E o salário, ó!–diria o professor Raimundo. O rendimento médio real recuou 0,7% na passagem de janeiro para fevereiro de 2017 na série livre de efeitos sazonais. É também a quinta queda mensal consecutiva do índice, que acumula queda de 3,1% no período. Ao se comparar o primeiro bimestre de 2017 com o de 2016, o rendimento médio real recua 2%. Trocando em miúdos, o proletariado está ficando mais pobre.

Em 2014, quando apareceram os sinais da recessão, a indústria operava com 80% de ociosidade de sua capacidade instalada. A utilização de Capacidade instalada é um índice que mede o tamanho da paralisação dos fatores de produção na indústria. O volume de máquinas paradas, para simplificar o caso. A CNI informa que a ociosidade aumenta após três meses. A Utilização da Capacidade Instalada (UCI) ficou em 77,3% na série livre de influências sazonais, 0,4 ponto percentual abaixo do registrado em janeiro. O recuo interrompe sequência de 3 meses sem queda da UCI, que em outubro de 2016 havia registrado 76,1% – o menor valor da série histórica, que tem início em 2003. Na comparação entre os primeiros bimestres de 2017 e 2016, a UCI média recua 0,4 ponto percentual.

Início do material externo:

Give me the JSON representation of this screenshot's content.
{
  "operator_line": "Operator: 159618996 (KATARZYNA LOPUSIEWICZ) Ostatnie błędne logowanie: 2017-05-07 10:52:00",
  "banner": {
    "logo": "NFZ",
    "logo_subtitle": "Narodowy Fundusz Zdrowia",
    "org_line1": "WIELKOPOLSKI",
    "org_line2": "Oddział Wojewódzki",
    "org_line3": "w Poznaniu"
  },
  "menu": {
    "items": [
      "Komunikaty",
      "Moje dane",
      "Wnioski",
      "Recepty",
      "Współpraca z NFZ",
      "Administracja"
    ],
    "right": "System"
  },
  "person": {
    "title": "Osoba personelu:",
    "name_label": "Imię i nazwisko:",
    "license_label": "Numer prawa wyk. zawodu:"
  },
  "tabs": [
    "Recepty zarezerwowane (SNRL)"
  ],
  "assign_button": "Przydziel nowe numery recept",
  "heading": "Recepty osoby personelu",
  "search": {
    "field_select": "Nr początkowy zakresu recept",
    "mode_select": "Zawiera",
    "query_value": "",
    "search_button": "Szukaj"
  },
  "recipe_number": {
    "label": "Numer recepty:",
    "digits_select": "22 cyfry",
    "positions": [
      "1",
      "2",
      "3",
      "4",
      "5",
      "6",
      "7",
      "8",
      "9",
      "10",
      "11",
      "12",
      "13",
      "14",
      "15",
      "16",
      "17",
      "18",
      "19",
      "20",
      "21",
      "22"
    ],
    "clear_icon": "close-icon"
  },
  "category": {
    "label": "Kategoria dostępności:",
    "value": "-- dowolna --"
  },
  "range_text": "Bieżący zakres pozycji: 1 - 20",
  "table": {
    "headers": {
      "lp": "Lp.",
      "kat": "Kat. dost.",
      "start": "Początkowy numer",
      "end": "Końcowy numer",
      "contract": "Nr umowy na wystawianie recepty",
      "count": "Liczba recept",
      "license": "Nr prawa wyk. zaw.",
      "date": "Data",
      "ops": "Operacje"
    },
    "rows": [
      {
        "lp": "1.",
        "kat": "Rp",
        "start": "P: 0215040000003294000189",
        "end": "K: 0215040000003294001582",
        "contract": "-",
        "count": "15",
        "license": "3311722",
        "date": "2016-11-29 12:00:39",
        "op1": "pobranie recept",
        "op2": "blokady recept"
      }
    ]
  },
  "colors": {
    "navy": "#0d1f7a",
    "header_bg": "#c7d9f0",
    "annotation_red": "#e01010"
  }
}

Para o presidente da CNI, Robson Braga de Andrade, um novo e duradouro ciclo de crescimento sustentado depende de mudanças legislativas “capazes de restabelecer os fundamentos de uma economia saudável e competitiva”. Para Robson Braga de Andrade, “há sinais de que o pior da recessão tenha ficado para trás, mas uma retomada sólida depende de mudanças assertivas no ambiente de negócios”.

É o que afirma ele na apresentação do documento lançado na semana passada pela entidade, a “Agenda Legislativa”. Neste documento, a burguesia industrial do Brasil manifesta suas pretensões, ou, segundo a retórica da entidade, “os anseios de quem produz no Brasil sobre os principais temas em debate no Congresso Nacional e que têm impacto, positivo ou negativo, no dia a dia das empresas”.

Ele destacou que a “Pauta Mínima” deste ano, formada por 16 das 131 propostas da Agenda, reforça “a conhecida necessidade de promover reformas estruturais no país, sobretudo a da Previdência Social. Para o presidente da CNI, “a medida é fundamental para assegurar o sucesso da emenda à Constituição que definiu teto para expansão das despesas federais para os próximos 20 anos, aprovada no fim de 2016”.

O próximo passo, segundo a CNI, deve ser a reforma tributária, a se pautar pela redução da burocracia, pela simplificação dos tributos e pela desoneração da atividade produtiva. Quanto à aprovação de um marco legal para a terceirização, por sua vez, é o “passo fundamental par “preservar a livre iniciativa e contribuir para a geração de empregos, sem retirar nenhum direito do trabalhador”, afirma Robson.